El voto carece de corporeidad como derecho fuera de la experiencia real de la democracia y de la vigencia de sus instituciones. Que con votos y sin sus garantías reales – reitero, la libertad de expresión e información, la libertad de asociación y de manifestación, y las garantías de control del poder para que no mediatice el ejercicio libre de todo derecho fundamental – puede acaso despacharse a una dictadura, más a una que no cree en el Estado de Derecho y que entiende a los derechos como dádivas concesiones graciosas que ofrece a su discreción, es pastoreo de nubes. Eso debimos aprenderlo los venezolanos a partir de 2015, cuando se le arrancó al poder centralizado dictatorial el espacio de la Asamblea Nacional, con una mayoría calificada. Lo que asímismo vino a corroborar la elección del 28 de julio, cuando se le quitó al régimen la titularidad legítima del Poder Ejecutivo.

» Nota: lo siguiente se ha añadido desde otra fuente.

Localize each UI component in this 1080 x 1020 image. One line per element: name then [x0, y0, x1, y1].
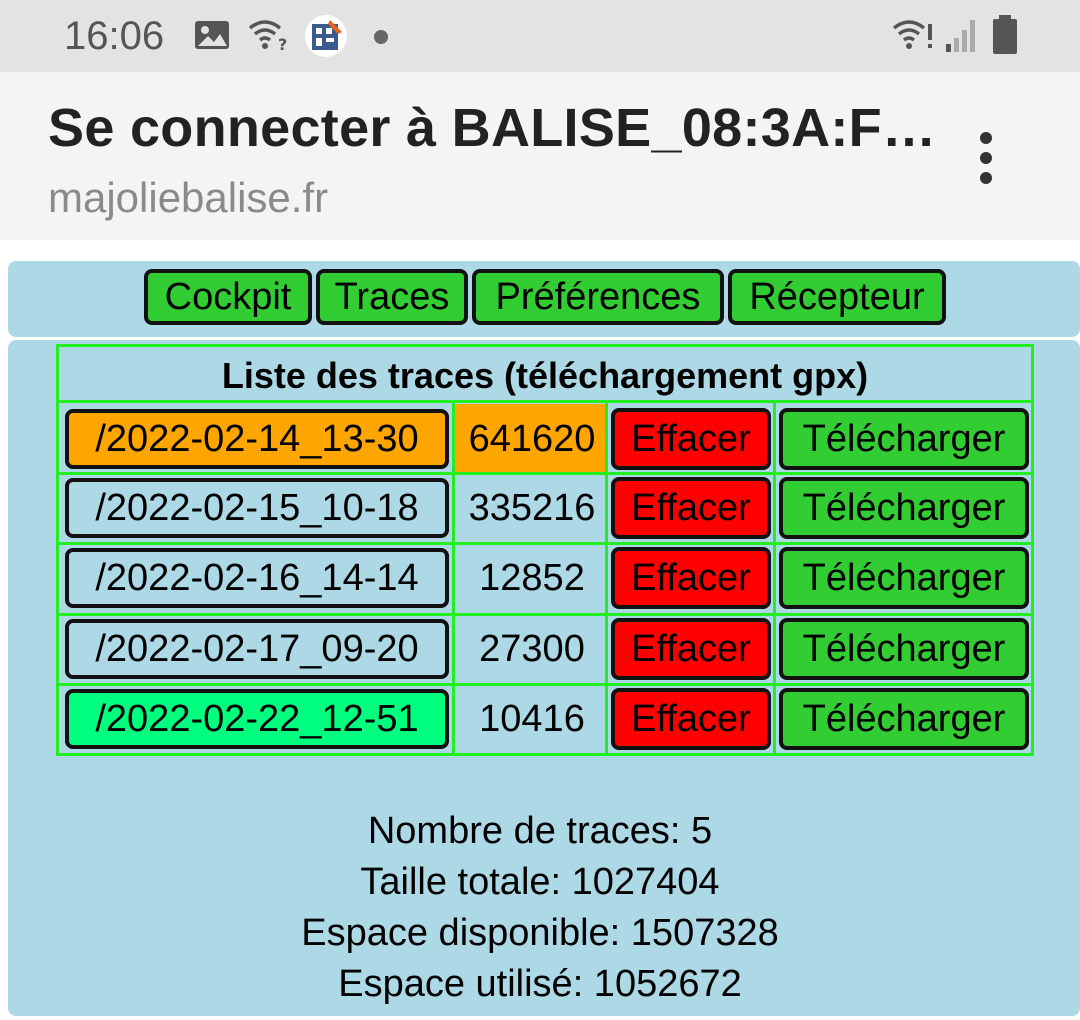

Todos saben y sabemos, en conclusión, que nada de lo anterior lo remiendan ejercicios banales como el logro de unas concejalías o alguna gobernación endosada a manos de un opositor falso, todavía más bajo un régimen constitucional, aquí sí cabe la referencia formal, que, a partir de 1999 acabó con las autonomías del estado y los municipios. Sólo sobreviven con las dádivas financieras que les allegue la dictadura. Y a partir de 2020, tales espacios – me refiero a las gobernaciones y las alcaldías – quedaron sujetos, en lo inmediato y jerárquicamente, mediante una “ley constitucional” a la estructura militar operacional de las regiones y las zonas militares que controlan la Fuerza Armada y su Comandante en jefe, Nicolás Maduro Moros.

Fingir el ejercicio de derechos, más que un acto de libertad cosifica la dignidad de la persona humana. Es lo que cabe subrayar, antes que debatir sobre la democracia y el Estado de Derecho formales, pues es aquella, la dignidad humana, el núcleo pétreo de estos y con los que forma una sagrada trinidad.